Alasan PLN Jombang Tidak Terima Dana Donasi dari PKL untuk Membayar Tagihan Listrik Masruroh


AsahKreasi

– Cerita tentang Masruroh (61), seorang wanita duda yang berjualan gorengan dan menerima tagihan listrik dari PLN senilai Rp 12,7 juta, menjadi sorotan publik.

Kejadian tersebut menyentuh perasaan banyak pihak, termasuk PKL yang berada di Jombang.

Untuk menunjukkan dukungan, pedagang kaki lima melakukan aksi sosial dengan mengumpulkan sumbangan guna membantu Masruroh dalam pembayaran tagihan listriknya.

Akan tetapi, dana sumbangan itu tidak diterima oleh PLN. Kemudian, apa sebabnya PT PLN Cabang Jombang menolak kontribusi tersebut?


Pedagang Menuju Kantor PLN

Pada hari Senin (28/4/2025), para pedagang mendatangi kantor PLN ULP Jombang sambil mengantongi dana sumbangan senilai Rp 5.120.500,- setelah usaha mereka yang pertama kali dilakukan pada Jumat (25/4/2025) tidak membuahkan hasil.

Sekuat apapun usaha mereka, ternyata tetap mengalami hambatan.

Beberapa pedagang pernah bertengkar dengan petugas keamanan lantaran hanya sebagian dari mereka yang diperbolehkan memasuki kantor PLN.

Walaupun terdapat pembatasan, para pedagang masih kukuh untuk mengantarkan barang sumbangan itu.

Mereka berkomitmen untuk mengirimkan dukungan kepada ratusan anggota Serikat Pedagang Kaki Lima (Spekal) di Jombang.

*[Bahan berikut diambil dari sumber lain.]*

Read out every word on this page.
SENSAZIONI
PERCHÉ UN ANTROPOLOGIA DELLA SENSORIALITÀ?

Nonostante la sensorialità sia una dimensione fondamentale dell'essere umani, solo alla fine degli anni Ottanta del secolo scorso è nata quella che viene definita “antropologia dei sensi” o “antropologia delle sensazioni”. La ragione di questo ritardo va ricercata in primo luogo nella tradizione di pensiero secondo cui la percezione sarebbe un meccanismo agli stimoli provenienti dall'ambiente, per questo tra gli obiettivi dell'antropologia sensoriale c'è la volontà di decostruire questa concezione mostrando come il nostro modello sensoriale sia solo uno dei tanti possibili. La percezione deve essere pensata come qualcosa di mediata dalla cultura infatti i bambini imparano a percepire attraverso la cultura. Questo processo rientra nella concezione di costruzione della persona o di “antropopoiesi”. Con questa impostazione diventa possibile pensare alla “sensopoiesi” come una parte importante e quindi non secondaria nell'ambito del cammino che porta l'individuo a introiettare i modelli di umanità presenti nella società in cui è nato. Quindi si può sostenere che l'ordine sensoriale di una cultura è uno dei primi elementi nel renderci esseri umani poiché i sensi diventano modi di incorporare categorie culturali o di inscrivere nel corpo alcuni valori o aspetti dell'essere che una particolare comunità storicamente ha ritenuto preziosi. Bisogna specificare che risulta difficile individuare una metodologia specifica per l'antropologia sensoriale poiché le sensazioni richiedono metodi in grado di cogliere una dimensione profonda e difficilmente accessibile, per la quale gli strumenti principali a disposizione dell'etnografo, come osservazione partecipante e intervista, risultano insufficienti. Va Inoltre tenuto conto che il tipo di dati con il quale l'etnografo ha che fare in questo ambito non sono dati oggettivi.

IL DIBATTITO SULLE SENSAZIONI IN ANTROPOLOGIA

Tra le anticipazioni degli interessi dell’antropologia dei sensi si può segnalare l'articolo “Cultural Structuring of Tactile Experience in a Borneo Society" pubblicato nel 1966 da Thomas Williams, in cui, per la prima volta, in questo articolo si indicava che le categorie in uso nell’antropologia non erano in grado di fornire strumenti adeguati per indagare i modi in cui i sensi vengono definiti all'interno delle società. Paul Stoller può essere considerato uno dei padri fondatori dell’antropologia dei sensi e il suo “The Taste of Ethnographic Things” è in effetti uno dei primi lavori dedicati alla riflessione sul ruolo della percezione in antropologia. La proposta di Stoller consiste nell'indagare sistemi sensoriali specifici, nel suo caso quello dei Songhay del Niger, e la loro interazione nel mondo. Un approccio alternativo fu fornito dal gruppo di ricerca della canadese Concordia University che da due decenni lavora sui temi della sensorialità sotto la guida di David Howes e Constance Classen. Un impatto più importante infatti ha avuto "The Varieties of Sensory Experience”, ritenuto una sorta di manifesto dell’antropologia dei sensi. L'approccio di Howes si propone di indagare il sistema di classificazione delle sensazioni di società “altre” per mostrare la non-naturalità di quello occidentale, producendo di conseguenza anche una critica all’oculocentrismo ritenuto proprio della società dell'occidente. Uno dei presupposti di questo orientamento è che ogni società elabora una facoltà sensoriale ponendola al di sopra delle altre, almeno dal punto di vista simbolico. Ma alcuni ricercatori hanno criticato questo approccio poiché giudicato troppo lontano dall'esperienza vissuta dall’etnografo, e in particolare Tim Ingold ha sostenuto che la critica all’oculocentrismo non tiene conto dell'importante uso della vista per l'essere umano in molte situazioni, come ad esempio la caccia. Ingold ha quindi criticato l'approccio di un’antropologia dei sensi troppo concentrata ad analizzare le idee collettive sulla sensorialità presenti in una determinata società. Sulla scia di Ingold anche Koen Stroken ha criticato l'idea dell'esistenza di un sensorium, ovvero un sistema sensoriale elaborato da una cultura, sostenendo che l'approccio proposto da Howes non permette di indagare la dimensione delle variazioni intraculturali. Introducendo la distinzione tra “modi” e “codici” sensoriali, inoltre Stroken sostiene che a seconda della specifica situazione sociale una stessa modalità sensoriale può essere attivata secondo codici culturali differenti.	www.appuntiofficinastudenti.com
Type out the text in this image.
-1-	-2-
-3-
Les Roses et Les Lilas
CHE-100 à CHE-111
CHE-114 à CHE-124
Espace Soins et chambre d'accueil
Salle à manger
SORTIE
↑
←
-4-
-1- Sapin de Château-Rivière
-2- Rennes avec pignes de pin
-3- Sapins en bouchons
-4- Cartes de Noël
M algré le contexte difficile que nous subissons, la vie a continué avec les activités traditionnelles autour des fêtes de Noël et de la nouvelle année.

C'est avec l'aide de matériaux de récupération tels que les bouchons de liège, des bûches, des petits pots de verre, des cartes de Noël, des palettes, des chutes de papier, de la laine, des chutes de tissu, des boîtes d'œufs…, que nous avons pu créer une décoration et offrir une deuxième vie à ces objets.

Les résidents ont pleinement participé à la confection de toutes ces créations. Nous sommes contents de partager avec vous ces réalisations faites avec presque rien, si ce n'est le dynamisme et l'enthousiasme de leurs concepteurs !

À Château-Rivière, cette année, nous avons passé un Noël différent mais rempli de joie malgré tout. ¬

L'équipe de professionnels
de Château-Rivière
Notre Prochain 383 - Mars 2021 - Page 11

Joko Fattah Rohim, Ketua Spektrum Jombang, menyebutkan bahwa jumlah seluruh sumbangan yang terhimpun mulai hari Jumat (25/4/2025) mencapaiRp 5.120.500.

Dana itu berasal dari kontribusi para pengusaha yang berempati dengan masalah yang dihadapi Masruroh.


Sebab PLN Tidak Mengikuti Tata Cara Yang Benar

Menurut Ketua Spekal Jombang, Joko Fattah Rohim, sumbangan yang diberikan untuk menunjang pembayaran tagihan listrik Masruroh di tolak oleh pihak PLN.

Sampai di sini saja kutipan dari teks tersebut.